U.S. House Democrat slams Trump trade policies, urges Biden to work with allies
By Andrea Shalal WASHINGTON (Reuters) - The head of the powerful U.S.
By Andrea Shalal
WASHINGTON (Reuters) - The head of the powerful U.S. House of Representatives Ways and Means Committee on Friday slammed what he called President Donald Trump's "unsophisticated response" to China's ambitions and called for a major recalibration of U.S. policies.
Chairman Richard Neal, a Democrat, urged the future administration of fellow-Democrat Joe Biden to formulate a package of programs and investment to counterbalance China, including through re-energized cooperation with European allies.
Instead of pausing trade talks to focus first on domestic issues, as Biden has said he plans to do, Neal urged the new administration to embrace European overtures to hammer out a new broad trade deal with Europe.
Neal's comments come a day after Biden chose Katherine Tai - the committee's chief trade lawyer - to be his chief U.S. trade negotiator. Biden is due to introduce Tai and other top nominees on Friday.
Tai played a key role in pressing the Republican Trump administration to add stronger labor and environmental provisions to the new U.S.-Mexico-Canada (USMCA) trade deal, a deal Neal said provided a framework for wider trade ties with Europe.

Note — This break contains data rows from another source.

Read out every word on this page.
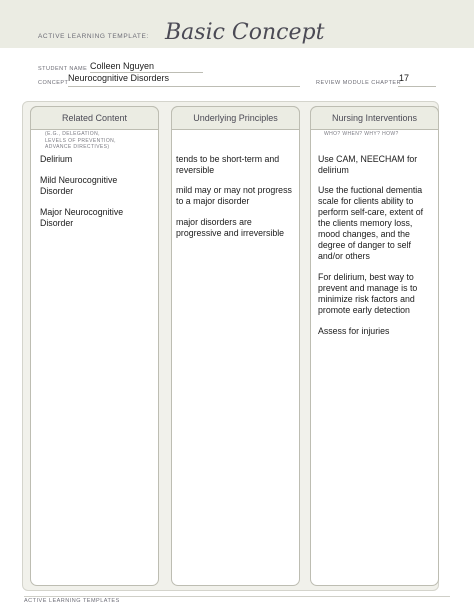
ACTIVE LEARNING TEMPLATE: Basic Concept
STUDENT NAME Colleen Nguyen
CONCEPT Neurocognitive Disorders	REVIEW MODULE CHAPTER
17
Related Content
(E.G., DELEGATION,
LEVELS OF PREVENTION,
ADVANCE DIRECTIVES)
Delirium
Mild Neurocognitive
Disorder
Major Neurocognitive
Disorder
Underlying Principles
tends to be short-term and
reversible
mild may or may not progress
to a major disorder
major disorders are
progressive and irreversible
Nursing Interventions
WHO? WHEN? WHY? HOW?
Use CAM, NEECHAM for
delirium
Use the fuctional dementia
scale for clients ability to
perform self-care, extent of
the clients memory loss,
mood changes, and the
degree of danger to self
and/or others
For delirium, best way to
prevent and manage is to
minimize risk factors and
promote early detection
Assess for injuries
ACTIVE LEARNING TEMPLATES
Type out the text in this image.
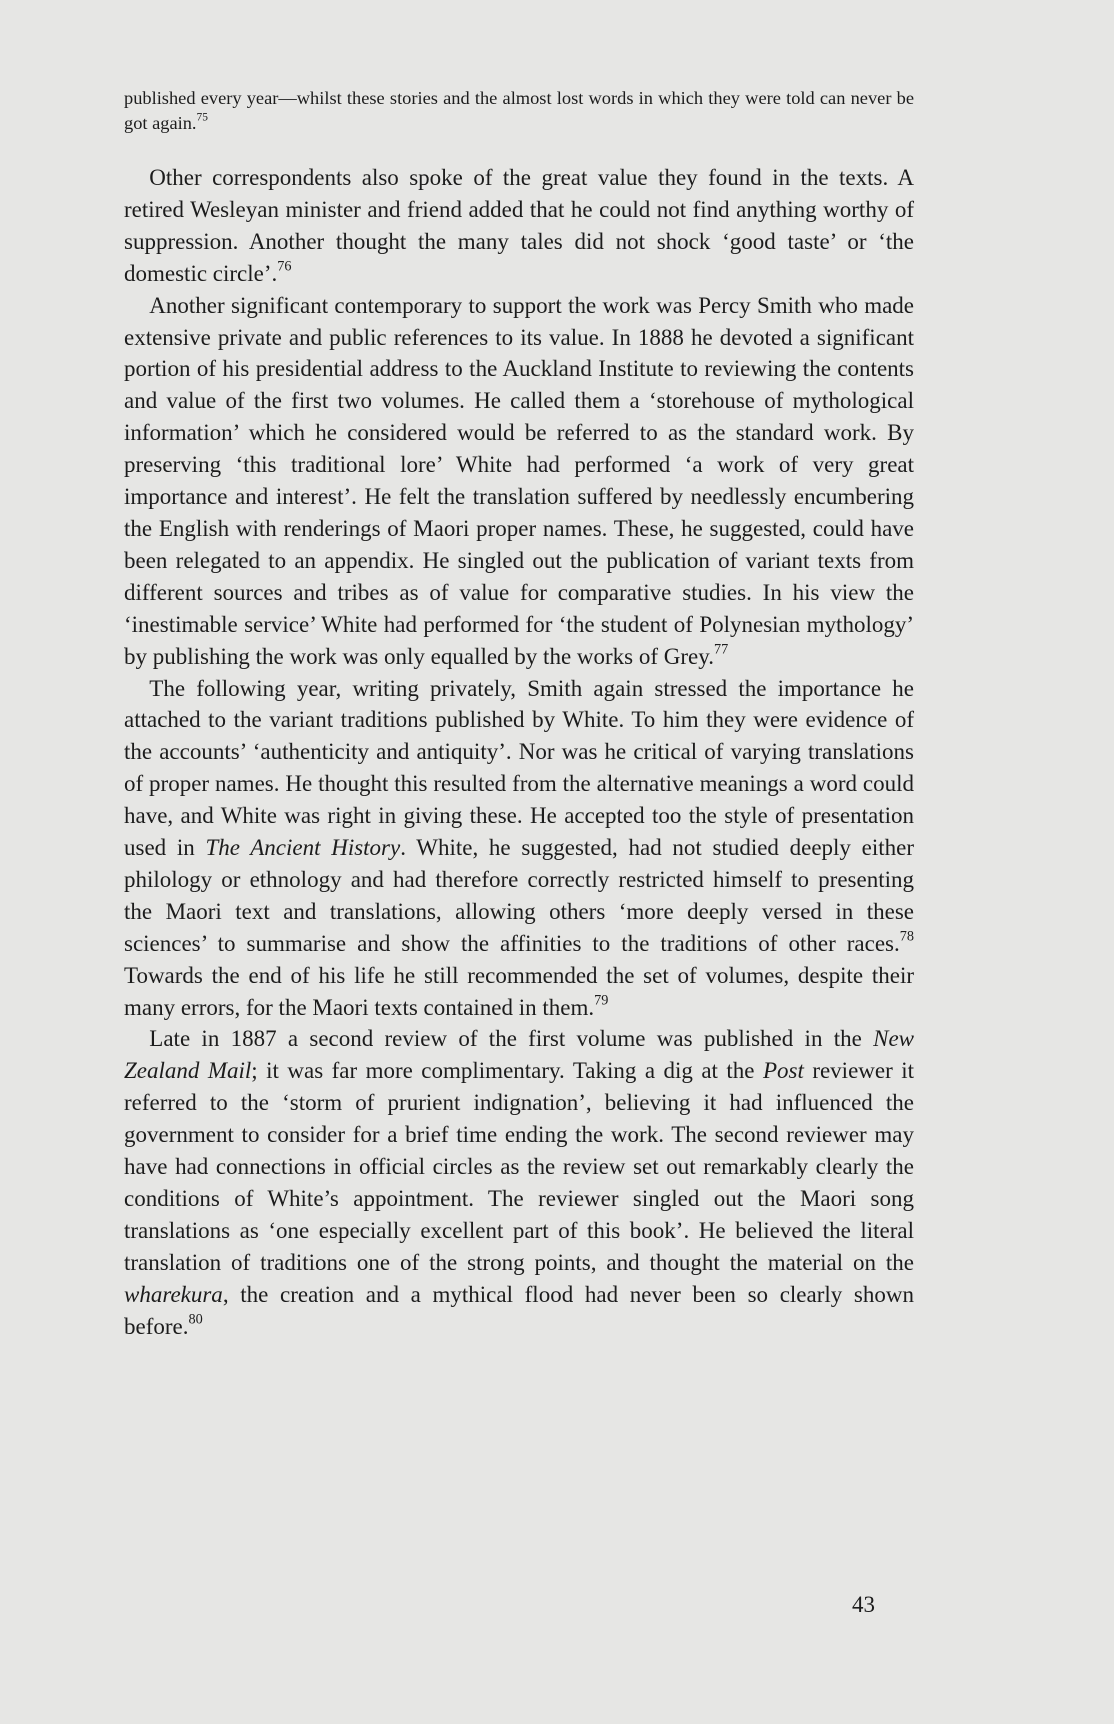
published every year—whilst these stories and the almost lost words in which they were told can never be got again.$^{75}$

Other correspondents also spoke of the great value they found in the texts. A retired Wesleyan minister and friend added that he could not find anything worthy of suppression. Another thought the many tales did not shock ‘good taste’ or ‘the domestic circle’.$^{76}$

Another significant contemporary to support the work was Percy Smith who made extensive private and public references to its value. In 1888 he devoted a significant portion of his presidential address to the Auckland Institute to reviewing the contents and value of the first two volumes. He called them a ‘storehouse of mythological information’ which he considered would be referred to as the standard work. By preserving ‘this traditional lore’ White had performed ‘a work of very great importance and interest’. He felt the translation suffered by needlessly encumbering the English with renderings of Maori proper names. These, he suggested, could have been relegated to an appendix. He singled out the publication of variant texts from different sources and tribes as of value for comparative studies. In his view the ‘inestimable service’ White had performed for ‘the student of Polynesian mythology’ by publishing the work was only equalled by the works of Grey.$^{77}$

The following year, writing privately, Smith again stressed the importance he attached to the variant traditions published by White. To him they were evidence of the accounts’ ‘authenticity and antiquity’. Nor was he critical of varying translations of proper names. He thought this resulted from the alternative meanings a word could have, and White was right in giving these. He accepted too the style of presentation used in The Ancient History. White, he suggested, had not studied deeply either philology or ethnology and had therefore correctly restricted himself to presenting the Maori text and translations, allowing others ‘more deeply versed in these sciences’ to summarise and show the affinities to the traditions of other races.$^{78}$ Towards the end of his life he still recommended the set of volumes, despite their many errors, for the Maori texts contained in them.$^{79}$

Late in 1887 a second review of the first volume was published in the New Zealand Mail; it was far more complimentary. Taking a dig at the Post reviewer it referred to the ‘storm of prurient indignation’, believing it had influenced the government to consider for a brief time ending the work. The second reviewer may have had connections in official circles as the review set out remarkably clearly the conditions of White’s appointment. The reviewer singled out the Maori song translations as ‘one especially excellent part of this book’. He believed the literal translation of traditions one of the strong points, and thought the material on the wharekura, the creation and a mythical flood had never been so clearly shown before.$^{80}$

43
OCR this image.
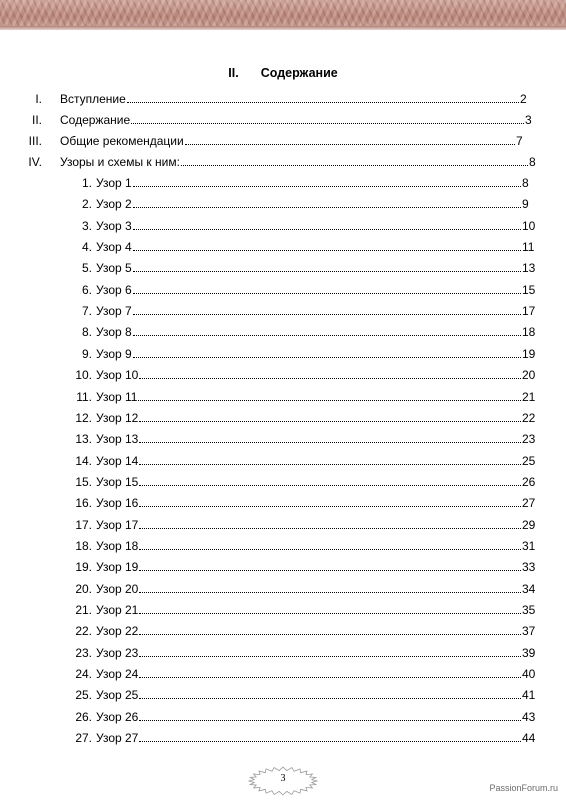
II. Содержание
I. Вступление	2
II. Содержание	3
III. Общие рекомендации	7
IV. Узоры и схемы к ним:	8
1. Узор 1	8
2. Узор 2	9
3. Узор 3	10
4. Узор 4	11
5. Узор 5	13
6. Узор 6	15
7. Узор 7	17
8. Узор 8	18
9. Узор 9	19
10. Узор 10	20
11. Узор 11	21
12. Узор 12	22
13. Узор 13	23
14. Узор 14	25
15. Узор 15	26
16. Узор 16	27
17. Узор 17	29
18. Узор 18	31
19. Узор 19	33
20. Узор 20	34
21. Узор 21	35
22. Узор 22	37
23. Узор 23	39
24. Узор 24	40
25. Узор 25	41
26. Узор 26	43
27. Узор 27	44
3
PassionForum.ru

"A new U.S.-European trade arrangement will only enhance our ability to moderate China’s intensifying pursuit of growth and prosperity, which threatens to subject the rest of the world to its economic and political dominance," he said.
Neal said China was poised to overtake the United States as the world's largest economy in 2024, even as it continued to force the assimilation of minority Uighurs, crack down on democracy in Hong Kong and threaten to invade Taiwan.
The Trump administration's "narrow fixation on tariffs and exclusions missed the forest for the trees," and had little impact on China's behavior, he added.
Trump has imposed extra tariffs on Chinese goods, drawn up a blacklist of alleged Chinese military companies and imposed sanctions on Chinese officials to cement his tough-on-China legacy.